Speech among history's best
by Robert Fulford

(The National Post, 21 January 2005)

As he launched himself yesterday on the second term that his enemies never dreamt would be his, George W. Bush delivered one of the great inauguration speeches in American history, the most eloquent of its kind since John F. Kennedy's triumph during another snowy Washington week in 1961.

In spare, forceful prose, Bush extended the Bush Doctrine, which says that the future safety of Americans at home depends on democracy abroad. So long as tyrants rule much of the world, he insists, Americans will be unsafe. Therefore, the United States must do all it can to extend democracy to every corner of the globe: "The best hope for peace in our world is the expansion of freedom in all the world. America's vital interests and our deepest beliefs are now one." Seldom has idealism been so firmly and persuasively linked to self-interest.

Bush spoke of the past only in proud generalities, but he wove his arguments into the fabric of history by echoing the tone and sometimes the words used by Lincoln, Woodrow Wilson and Kennedy. One sentence directed to Americans ("Make the choice to serve in a cause larger than your wants, larger than yourself -- and in your days you will add not just to the wealth of our country, but to its character") paraphrased Kennedy's plea that Americans ask what they can do for their country rather than what their country can do for them.

Bush's speech was the work of Michael Gerson, who is now considered one of the great presidential speechwriters. But anyone listening to the President's tone would have to assume that while the words were Gerson's, the passion belongs to Bush.

Critics of this President expected to hear a tempered and perhaps less forthright address. Many would like him to be less aggressive, less ambitious, perhaps less sure of himself; in fact, less Bush-like. If we believe the commentators, he's in a difficult spot.

The journalists who explained why he probably couldn't get re-elected in 2004 have started 2005 by explaining why, as a lame duck, he probably can't get anything done during his second term (which he shouldn't have had anyway). David Broder of the Washington Post declared yesterday that Bush must somehow overcome the "second-term curse," the falling-away of powers which afflicted Reagan and Clinton as they and their helpers grew tired and burnt out. Other journalists predict that Bush's own party, having won the election, will now feel no need to support him. Besides, his approval rating barely exceeds 50%.

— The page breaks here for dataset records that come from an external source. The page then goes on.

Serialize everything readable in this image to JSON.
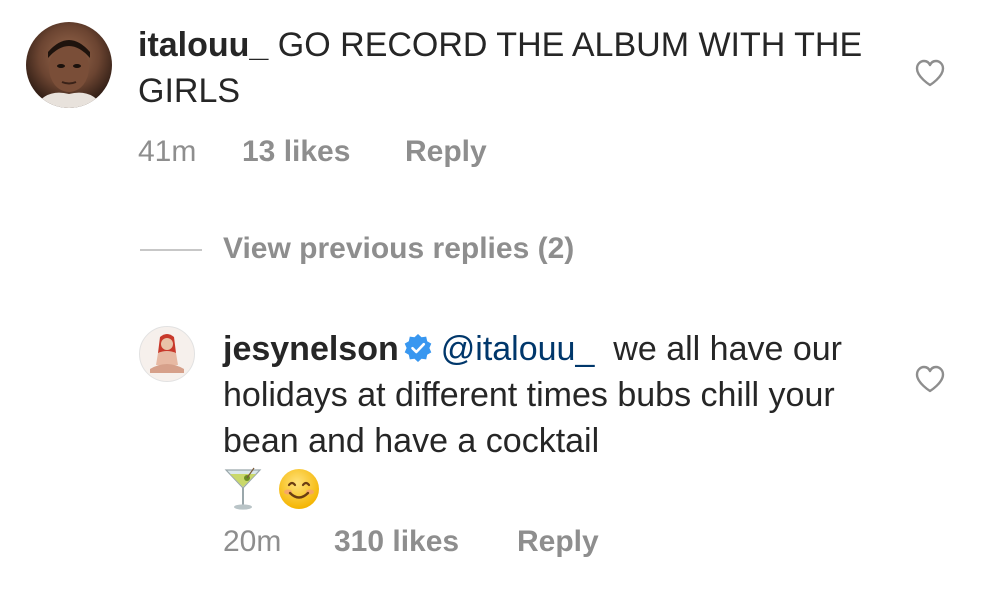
{
  "comments": [
    {
      "username": "italouu_",
      "verified": false,
      "text": "GO RECORD THE ALBUM WITH THE GIRLS",
      "time": "41m",
      "likes": "13 likes",
      "reply_label": "Reply",
      "heart_icon": "heart-outline-icon"
    },
    {
      "username": "jesynelson",
      "verified": true,
      "mention": "@italouu_",
      "text": "we all have our holidays at different times bubs chill your bean and have a cocktail",
      "emojis": [
        "🍸",
        "😊"
      ],
      "time": "20m",
      "likes": "310 likes",
      "reply_label": "Reply",
      "heart_icon": "heart-outline-icon"
    }
  ],
  "replies_toggle": {
    "label": "View previous replies (2)"
  },
  "colors": {
    "text": "#262626",
    "secondary": "#8e8e8e",
    "mention": "#00376b",
    "verified_badge": "#3897f0",
    "divider": "#c7c7c7"
  }
}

But that's just one way to describe his situation. It's also true that not having to worry about re-election frees him to focus his still great power on principles he considers vital. And as the first Republican in 104 years to be re-elected with majorities in both the House and the Senate, he's hardly in immediate danger of political impotence. In the last six weeks, he's been slowly unveiling a domestic program that would change basic American institutions. He wants to simplify the tax code, reformulate the Social Security system, discourage the outrageous civil lawsuits that are enriching lawyers, raise the academic standards of high schools and turn the judiciary away from interventionism by appointing conservative judges to the appellate courts, especially the Supreme Court.

But on the steps of the Capitol he gave these plans only a cursory nod. Clearly, world politics and freedom are his main concerns. He put his case with remarkable force:

"We will persistently clarify the choice before every ruler and every nation: The moral choice between oppression, which is always wrong, and freedom, which is eternally right. America will not pretend that jailed dissidents prefer their chains, or that women welcome humiliation and servitude, or that any human being aspires to live at the mercy of bullies."

He expressed an almost mystical belief in freedom: "Eventually, the call of freedom comes to every mind and every soul. We do not accept the existence of permanent tyranny because we do not accept the possibility of permanent slavery. Liberty will come to those who love it."

That last sentence may be among the most quoted from his speech, along with "No one is fit to be a master, and no one deserves to be a slave" and his promise to the oppressed of the world that "When you stand for your liberty, we will stand with you."

Bush had hardly finished speaking before the TV pundits began wondering aloud how he could possibly apply his renewed demand for human liberty to the tyrannies of Saudi Arabia, China and other countries with which Washington does business. How will they react to his warning that "We will encourage reform in other governments by making clear that success in our relations will require the decent treatment of their own people"? And how would he deal with the fact that America, which wants to lead the world, has lost friends in many places through its policies?

But those arguments amounted to a colossal case of missing the point. Bush did not claim or imply that he would see his dream of universal liberty realized in his second term or for that matter in his lifetime. Ending tyranny, he said, is a project for generations. The last four decades have seen an unprecedented expansion of freedom but it remains hard work; and America's influence is not unlimited. Still, "The difficulty of the task is no excuse for avoiding it."

He set out in his inaugural address to state the long-range goal toward which Americans and others should direct their energies. He did just that, with uncommon eloquence. The Americans are lucky, the world is lucky, that the American President at this moment is a man who deeply understands the great issue of the age.